Video, same player, same guitar, same amp, multiple sounds:
From a purely artistic perspective, this would be like asking AI for a Pantone or RGB palette set for a specific work of art. All it’s doing is telling you the colors so you can avoid doing all the research and mixing yourself.
This is incorrect. Generative image models don’t contain databases of artwork. If they did, they would be the most amazing fucking compression technology, ever.
As an example model, FLUX.dev is 23.8GB:
https://huggingface.co/black-forest-labs/FLUX.1-dev/tree/main
It’s a general-use model that can generate basically anything you want. It’s not perfect and it’s not the latest & greatest AI image generation model, but it’s a great example because anyone can download it and run it locally on their own PC (and get vastly superior results than ChatGPT’s DALL-E model).

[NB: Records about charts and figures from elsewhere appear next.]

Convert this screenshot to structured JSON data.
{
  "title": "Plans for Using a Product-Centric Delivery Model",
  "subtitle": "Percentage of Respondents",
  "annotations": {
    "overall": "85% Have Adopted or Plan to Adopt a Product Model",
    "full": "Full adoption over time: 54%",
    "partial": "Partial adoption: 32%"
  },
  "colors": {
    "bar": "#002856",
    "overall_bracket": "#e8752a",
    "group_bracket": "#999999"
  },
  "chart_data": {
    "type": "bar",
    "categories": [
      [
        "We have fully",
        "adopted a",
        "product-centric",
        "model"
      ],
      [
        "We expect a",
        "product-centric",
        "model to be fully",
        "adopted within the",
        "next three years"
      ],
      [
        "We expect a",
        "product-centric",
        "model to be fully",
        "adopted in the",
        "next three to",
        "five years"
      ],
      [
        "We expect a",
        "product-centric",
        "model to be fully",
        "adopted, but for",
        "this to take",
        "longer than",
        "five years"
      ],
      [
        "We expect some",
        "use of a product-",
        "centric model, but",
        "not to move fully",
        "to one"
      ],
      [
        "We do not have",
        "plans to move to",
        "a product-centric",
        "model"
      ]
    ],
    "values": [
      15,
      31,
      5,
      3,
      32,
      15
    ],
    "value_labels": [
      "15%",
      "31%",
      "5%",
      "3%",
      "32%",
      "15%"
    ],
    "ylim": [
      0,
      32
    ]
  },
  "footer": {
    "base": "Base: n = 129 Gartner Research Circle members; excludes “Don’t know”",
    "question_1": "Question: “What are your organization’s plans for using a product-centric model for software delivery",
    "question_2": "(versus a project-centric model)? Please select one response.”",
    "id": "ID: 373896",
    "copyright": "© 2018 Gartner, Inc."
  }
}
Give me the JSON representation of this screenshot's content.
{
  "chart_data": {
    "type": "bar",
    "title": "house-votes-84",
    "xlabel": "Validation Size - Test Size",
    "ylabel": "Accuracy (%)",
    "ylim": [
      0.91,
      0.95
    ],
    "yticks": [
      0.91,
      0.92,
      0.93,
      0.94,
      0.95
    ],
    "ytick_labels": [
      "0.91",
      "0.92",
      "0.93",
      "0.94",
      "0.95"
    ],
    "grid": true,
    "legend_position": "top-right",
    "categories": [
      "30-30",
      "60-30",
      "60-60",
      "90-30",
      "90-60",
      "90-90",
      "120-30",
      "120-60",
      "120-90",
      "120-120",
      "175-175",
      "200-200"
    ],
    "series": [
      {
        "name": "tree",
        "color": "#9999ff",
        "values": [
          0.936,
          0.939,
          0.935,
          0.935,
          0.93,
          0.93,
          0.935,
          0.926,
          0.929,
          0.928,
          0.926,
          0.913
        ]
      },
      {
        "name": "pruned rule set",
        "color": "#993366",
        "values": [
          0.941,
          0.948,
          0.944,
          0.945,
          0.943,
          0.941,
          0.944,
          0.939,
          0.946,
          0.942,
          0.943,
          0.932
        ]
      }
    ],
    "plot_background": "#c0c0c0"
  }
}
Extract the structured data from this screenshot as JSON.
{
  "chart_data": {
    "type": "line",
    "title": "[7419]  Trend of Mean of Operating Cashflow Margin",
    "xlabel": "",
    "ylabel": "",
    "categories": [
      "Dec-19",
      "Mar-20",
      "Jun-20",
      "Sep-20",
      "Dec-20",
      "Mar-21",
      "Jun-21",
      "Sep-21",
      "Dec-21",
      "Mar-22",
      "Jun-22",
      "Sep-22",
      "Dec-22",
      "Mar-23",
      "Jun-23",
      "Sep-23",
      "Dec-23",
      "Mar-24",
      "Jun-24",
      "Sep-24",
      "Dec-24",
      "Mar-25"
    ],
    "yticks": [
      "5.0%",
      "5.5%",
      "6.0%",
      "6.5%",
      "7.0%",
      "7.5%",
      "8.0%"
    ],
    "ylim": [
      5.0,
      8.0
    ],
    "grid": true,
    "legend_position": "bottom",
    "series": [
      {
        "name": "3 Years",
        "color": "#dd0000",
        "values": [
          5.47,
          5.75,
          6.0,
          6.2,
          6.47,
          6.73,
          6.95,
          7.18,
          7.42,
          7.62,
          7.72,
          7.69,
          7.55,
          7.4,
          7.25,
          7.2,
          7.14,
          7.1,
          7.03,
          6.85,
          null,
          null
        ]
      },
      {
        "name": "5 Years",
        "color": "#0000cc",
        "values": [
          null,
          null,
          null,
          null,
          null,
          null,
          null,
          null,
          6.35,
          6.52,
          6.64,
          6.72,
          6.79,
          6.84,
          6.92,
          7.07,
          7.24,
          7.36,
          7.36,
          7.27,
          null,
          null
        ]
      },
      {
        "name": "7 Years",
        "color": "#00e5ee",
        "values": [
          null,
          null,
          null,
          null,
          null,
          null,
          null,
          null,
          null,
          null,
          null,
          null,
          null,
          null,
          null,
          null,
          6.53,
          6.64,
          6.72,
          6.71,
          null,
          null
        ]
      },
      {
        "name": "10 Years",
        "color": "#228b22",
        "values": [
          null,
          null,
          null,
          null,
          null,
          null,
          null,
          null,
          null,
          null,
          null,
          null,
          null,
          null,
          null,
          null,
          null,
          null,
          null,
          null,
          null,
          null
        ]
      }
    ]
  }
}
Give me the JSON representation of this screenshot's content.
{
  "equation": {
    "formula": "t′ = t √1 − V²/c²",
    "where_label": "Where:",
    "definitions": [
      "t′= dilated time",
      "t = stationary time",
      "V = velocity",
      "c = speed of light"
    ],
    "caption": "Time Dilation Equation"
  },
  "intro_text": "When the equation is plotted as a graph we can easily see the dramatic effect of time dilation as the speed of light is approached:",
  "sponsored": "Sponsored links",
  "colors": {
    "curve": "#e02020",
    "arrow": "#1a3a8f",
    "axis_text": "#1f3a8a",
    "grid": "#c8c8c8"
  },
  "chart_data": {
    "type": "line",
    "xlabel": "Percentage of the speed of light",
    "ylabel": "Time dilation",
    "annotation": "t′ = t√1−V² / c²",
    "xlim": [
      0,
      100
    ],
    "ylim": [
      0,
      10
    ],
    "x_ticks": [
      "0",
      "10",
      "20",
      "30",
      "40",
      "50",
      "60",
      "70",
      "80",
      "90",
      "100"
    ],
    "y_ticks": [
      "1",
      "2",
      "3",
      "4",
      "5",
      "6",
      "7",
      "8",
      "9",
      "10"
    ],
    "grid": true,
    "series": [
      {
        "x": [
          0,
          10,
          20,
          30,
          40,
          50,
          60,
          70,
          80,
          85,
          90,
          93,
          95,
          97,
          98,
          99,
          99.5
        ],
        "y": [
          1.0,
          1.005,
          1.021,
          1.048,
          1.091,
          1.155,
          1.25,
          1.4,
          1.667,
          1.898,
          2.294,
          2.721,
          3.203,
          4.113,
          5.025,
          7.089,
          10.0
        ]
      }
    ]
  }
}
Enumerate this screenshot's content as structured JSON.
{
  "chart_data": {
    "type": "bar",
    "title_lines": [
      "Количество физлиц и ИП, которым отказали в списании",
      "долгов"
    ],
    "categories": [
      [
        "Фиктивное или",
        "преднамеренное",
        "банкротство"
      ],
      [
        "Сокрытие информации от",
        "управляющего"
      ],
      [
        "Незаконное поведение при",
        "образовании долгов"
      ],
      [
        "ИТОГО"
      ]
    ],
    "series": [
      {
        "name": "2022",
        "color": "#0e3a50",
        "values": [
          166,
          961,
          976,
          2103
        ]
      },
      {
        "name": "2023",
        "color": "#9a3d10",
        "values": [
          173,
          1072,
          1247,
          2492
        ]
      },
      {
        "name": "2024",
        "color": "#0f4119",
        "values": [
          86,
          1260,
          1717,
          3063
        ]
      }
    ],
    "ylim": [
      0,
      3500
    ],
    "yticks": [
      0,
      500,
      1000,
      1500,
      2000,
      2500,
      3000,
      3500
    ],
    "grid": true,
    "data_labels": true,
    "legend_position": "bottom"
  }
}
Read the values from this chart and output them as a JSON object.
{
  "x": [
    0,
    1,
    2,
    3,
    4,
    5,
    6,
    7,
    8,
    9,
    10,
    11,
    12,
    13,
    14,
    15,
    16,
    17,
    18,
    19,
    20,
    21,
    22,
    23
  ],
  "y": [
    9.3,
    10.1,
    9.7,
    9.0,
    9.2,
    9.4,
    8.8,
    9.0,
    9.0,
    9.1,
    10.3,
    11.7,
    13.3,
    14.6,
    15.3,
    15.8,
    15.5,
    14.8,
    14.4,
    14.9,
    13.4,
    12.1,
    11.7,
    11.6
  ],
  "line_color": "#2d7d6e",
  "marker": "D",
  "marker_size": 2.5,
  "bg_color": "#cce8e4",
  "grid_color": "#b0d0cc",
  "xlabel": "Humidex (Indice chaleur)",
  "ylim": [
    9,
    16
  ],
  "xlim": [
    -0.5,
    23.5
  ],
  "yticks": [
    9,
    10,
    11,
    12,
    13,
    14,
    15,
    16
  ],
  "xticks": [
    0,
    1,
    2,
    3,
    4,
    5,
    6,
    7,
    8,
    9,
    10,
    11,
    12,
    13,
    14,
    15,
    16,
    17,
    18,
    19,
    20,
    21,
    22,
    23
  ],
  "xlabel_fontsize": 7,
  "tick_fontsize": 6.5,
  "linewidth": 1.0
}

If you examine the data inside the model, you’ll see a bunch of metadata headers and then an enormous array of arrays of floating point values. Stuff like,
[0.01645, 0.67235, ...]. That is what a generative image AI model uses to make images. There’s no database to speak of.When training an image model, you need to download millions upon millions of public images from the Internet and run them through their paces against an actual database like ImageNET. ImageNET contains lots of metadata about millions of images such as their URL, bounding boxes around parts of the image, and keywords associated with those bounding boxes.
The training is mostly a linear process. So the images never really get loaded into an database, they just get read along with their metadata into a GPU where it performs some Machine Learning stuff to generate some arrays of floating point values. Those values ultimately will end up in the model file.
It’s actually a lot more complicated than that (there’s pretraining steps and classifiers and verification/safety stuff and more) but that’s the gist of it.
I see soooo many people who think image AI generation is literally pulling pixels out of existing images but that’s not how it works at all. It’s not even remotely how it works.
When an image model is being trained, any given image might modify one of those floating point values by like ±0.01. That’s it. That’s all it does when it trains on a specific image.
I often rant about where this process goes wrong and how it can result in images that look way too much like some specific images in training data but that’s a flaw, not a feature. It’s something that every image model has to deal with and will improve over time.
At the heart of every AI image generation is a random number generator. Sometimes you’ll get something similar to an original work. Especially if you generate thousands and thousands of images. That doesn’t mean the model itself was engineered to do that. Also: A lot of that kind of problem happens in the inference step but that’s a really complicated topic…
Where does it get read from? a database, right? yeah. that’s called a database. It may not be a large massive repository of art to rival the Vatican’s secret collection, but it is a database of digital art.
as for it being complex… yeah. that’s why I kept it simple and glossed over all the complex stuff that’s not really, you know. relevant to the question of who owns it.
I did stumble on an interesting AI use that seems super legit for creatives:
There’s an AI powered app for a specific brand of guitar amplifier. If you want your guitar to sound like a particular artist or a particular song, you tell it via a natural language input and it does all the adjustments for you.
You STILL have to have the personal talent to, you know, PLAY the guitar, but it saves you hours of fiddling with dials and figuring out what effects and pedals to apply to get the sound you’re looking for.
Video, same player, same guitar, same amp, multiple sounds:
https://youtube.com/shorts/wsGj4zsfOuQ
From a purely artistic perspective, this would be like asking AI for a Pantone or RGB palette set for a specific work of art. All it’s doing is telling you the colors so you can avoid doing all the research and mixing yourself.
How you USE those colors? That’s on you!